We have previously demonstrated that activation of the Na(+)-Ca2+ exchanger in the reverse mode causes Ca2+ influx in astrocytes. In addition, we showed that the exchange activity was stimulated by nitric oxide (NO)/cyclic GMP and inhibited by ascorbic acid. The present study demonstrates that the Na(+)-Ca2+ exchanger is involved in agonist-induced Ca2+ signaling in cultured rat astrocytes.
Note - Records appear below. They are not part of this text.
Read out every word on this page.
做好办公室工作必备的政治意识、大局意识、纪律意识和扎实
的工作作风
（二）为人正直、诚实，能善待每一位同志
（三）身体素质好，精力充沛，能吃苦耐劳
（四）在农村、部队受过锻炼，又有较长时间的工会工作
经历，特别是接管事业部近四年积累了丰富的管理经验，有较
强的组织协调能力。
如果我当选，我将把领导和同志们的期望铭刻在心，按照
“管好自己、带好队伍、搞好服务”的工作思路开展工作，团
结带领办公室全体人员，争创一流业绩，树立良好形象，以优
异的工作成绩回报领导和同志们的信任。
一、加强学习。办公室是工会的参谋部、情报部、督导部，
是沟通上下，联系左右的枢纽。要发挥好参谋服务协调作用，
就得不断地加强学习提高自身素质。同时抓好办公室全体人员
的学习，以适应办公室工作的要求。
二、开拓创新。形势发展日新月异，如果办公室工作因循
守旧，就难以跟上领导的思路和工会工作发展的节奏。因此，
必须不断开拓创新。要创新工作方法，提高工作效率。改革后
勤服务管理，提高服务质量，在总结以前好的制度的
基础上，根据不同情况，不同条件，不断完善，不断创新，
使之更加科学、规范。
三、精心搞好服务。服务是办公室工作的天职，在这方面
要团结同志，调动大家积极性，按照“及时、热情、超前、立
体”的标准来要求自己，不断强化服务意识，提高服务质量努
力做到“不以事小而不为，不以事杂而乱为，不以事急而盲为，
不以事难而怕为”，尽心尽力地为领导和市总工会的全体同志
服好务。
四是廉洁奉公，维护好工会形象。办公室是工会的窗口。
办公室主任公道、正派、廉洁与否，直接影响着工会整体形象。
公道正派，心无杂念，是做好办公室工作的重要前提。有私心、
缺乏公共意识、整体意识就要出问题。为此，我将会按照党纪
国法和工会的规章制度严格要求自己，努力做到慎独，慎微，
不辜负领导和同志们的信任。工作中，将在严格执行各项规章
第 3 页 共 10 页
The astrocytic intracellular Ca2+ concentration ([Ca2+]i) was increased by L-glutamate, noradrenaline (NA), and ATP, and the increases were all attenuated by the NO generator sodium nitroprusside (SNP). SNP also reduced the ionomycin-induced increase in [Ca2+]i. The NA-induced Ca2+ signal was also attenuated by S-nitroso-L-cysteine and 8-bromo cyclic GMP, whereas it was enhanced by 3,4-dichlorobenzamil, an inhibitor of the Na(+)-Ca2+ exchanger. Treatment of astrocytes with antisense, but not sense, deoxynucleotides to the sequence encoding the Na(+)-Ca2+ exchanger enhanced the ionomycin-induced increase in [Ca2+]i and blocked the effects of SNP and 8-bromo cyclic GMP in reducing the NA-induced Ca2+ signal. Furthermore, the ionomycin-induced Ca2+ signal was enhanced by removal of extracellular Na+ and pretreatment with ascorbic acid. These findings indicate that the Na(+)-Ca2+ exchanger is a target for NO modulation of elevated [Ca2+]i and that the exchanger plays a role in Ca2+ efflux when [Ca2+]i is raised above basal levels in astrocytes.